Need to do some "dirty" UTF-8 handling

Sat Jun 25 18:20:18 PDT 2011

On 2011-06-25 17:04, Dmitry Olshansky wrote:
> On 26.06.2011 3:25, Nick Sabalausky wrote:
> > "Dmitry Olshansky"<dmitry.olsh at gmail.com>  wrote in message
> > news:iu5n32$2vjd$1 at digitalmars.com...
> > 
> >> On 26.06.2011 1:49, Nick Sabalausky wrote:
> >>> "Andrej Mitrovic"<andrej.mitrovich at gmail.com>   wrote in message
> >>> news:mailman.1215.1309019944.14074.digitalmars-d-learn at puremagic.com...
> >>> 
> >>>> I've had a similar requirement some time ago. I've had to copy and
> >>>> modify the phobos function std.utf.decode for a custom text editor
> >>>> because the function throws when it finds an invalid code point. This
> >>>> is way too slow for my needs. I'm actually displaying invalid code
> >>>> points with special marks (just like Scintilla), so I need decoding to
> >>>> work as fast as possible.
> >>>> 
> >>>> The new function simply replaces throwing exceptions with flagging a
> >>>> boolean.
> >>> 
> >>> I think I may end up doing something like that :/
> >>> 
> >>> I was hoping to be able to do something vaguely sensible like this:
> >>> 
> >>> string newStr;
> >>> foreach(dchar dc; str)
> >>> {
> >>> 
> >>>       if(isValidDchar(dc))
> >>>       
> >>>           newStr ~= dc;
> >>>       
> >>>       else
> >>>       
> >>>           newStr ~= 'X';
> >>> 
> >>> }
> >>> str = newStr;
> >>> 
> >>> But that just blows up in my face.
> >> 
> >> std.encoding to the rescue?
> >> It looks like a well established module that was forgotten for some
> >> reason.
> >> 
> >> And here I'm wondering what a function named sanitize could do :)
> > 
> > Ahh, I didn't even notice that module.
> 
> Same here, It's just a couple of days(!) ago I somehow managed to find
> decode in the wrong place (in std.encoding  instead of std.utf).

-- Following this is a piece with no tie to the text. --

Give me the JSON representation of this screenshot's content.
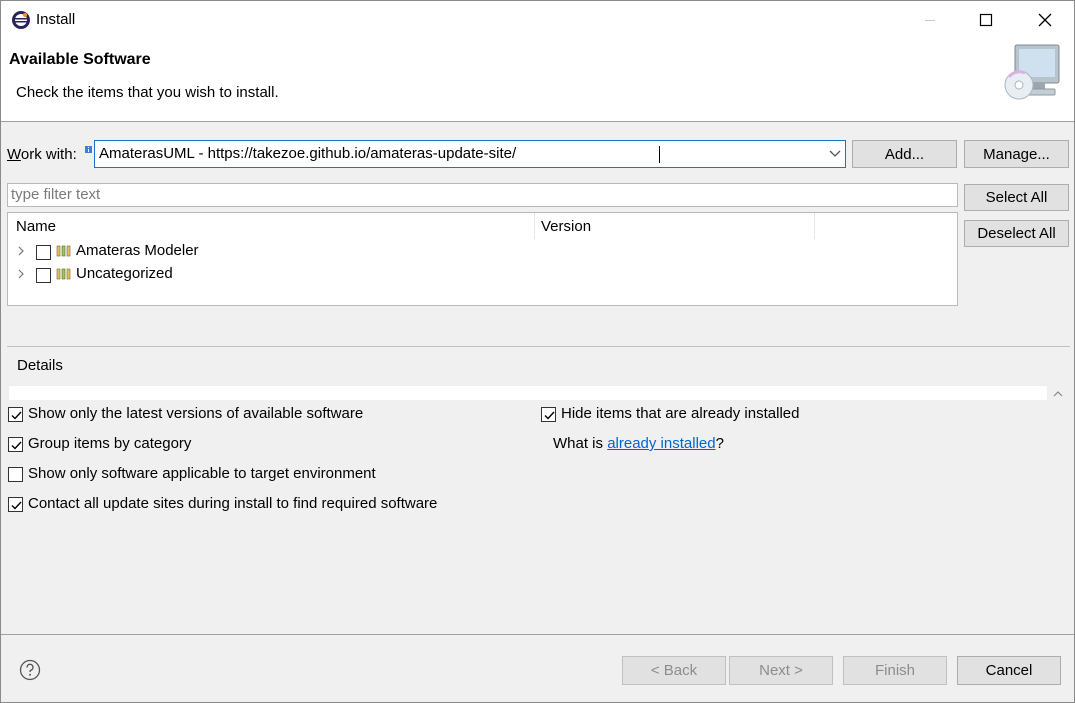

And it
> looked useful, but I never heard about it. Seriously, how many totally
> irrelevant old modules we have around here? (hint: std.gregorian!)
> 
> > Even if it's imperfect and goes away, it looks like it'll at least get
> > the job done for me. And the encoding conversions should even give me an
> > easy way to save at least some of the invalid chars (which wasn't really
> > a requirement of mine, but it'll still be nice).
> 
> Yeah, given the amount of necessary work in the Phobos realm it could
> hang around for quite sometime ;)

Oh, it'll probably be around for a while. It'll take time before a replacement 
is devised. After, std.stream is still around, isn't it? And there's actually 
supposedly a plan regarding its replacement's implementation. There's no such 
thing with regards to std.encoding. I just thought that I should point out 
that it's likely to be replaced at some point (hopefully with something much 
better).

- Jonathan M Davis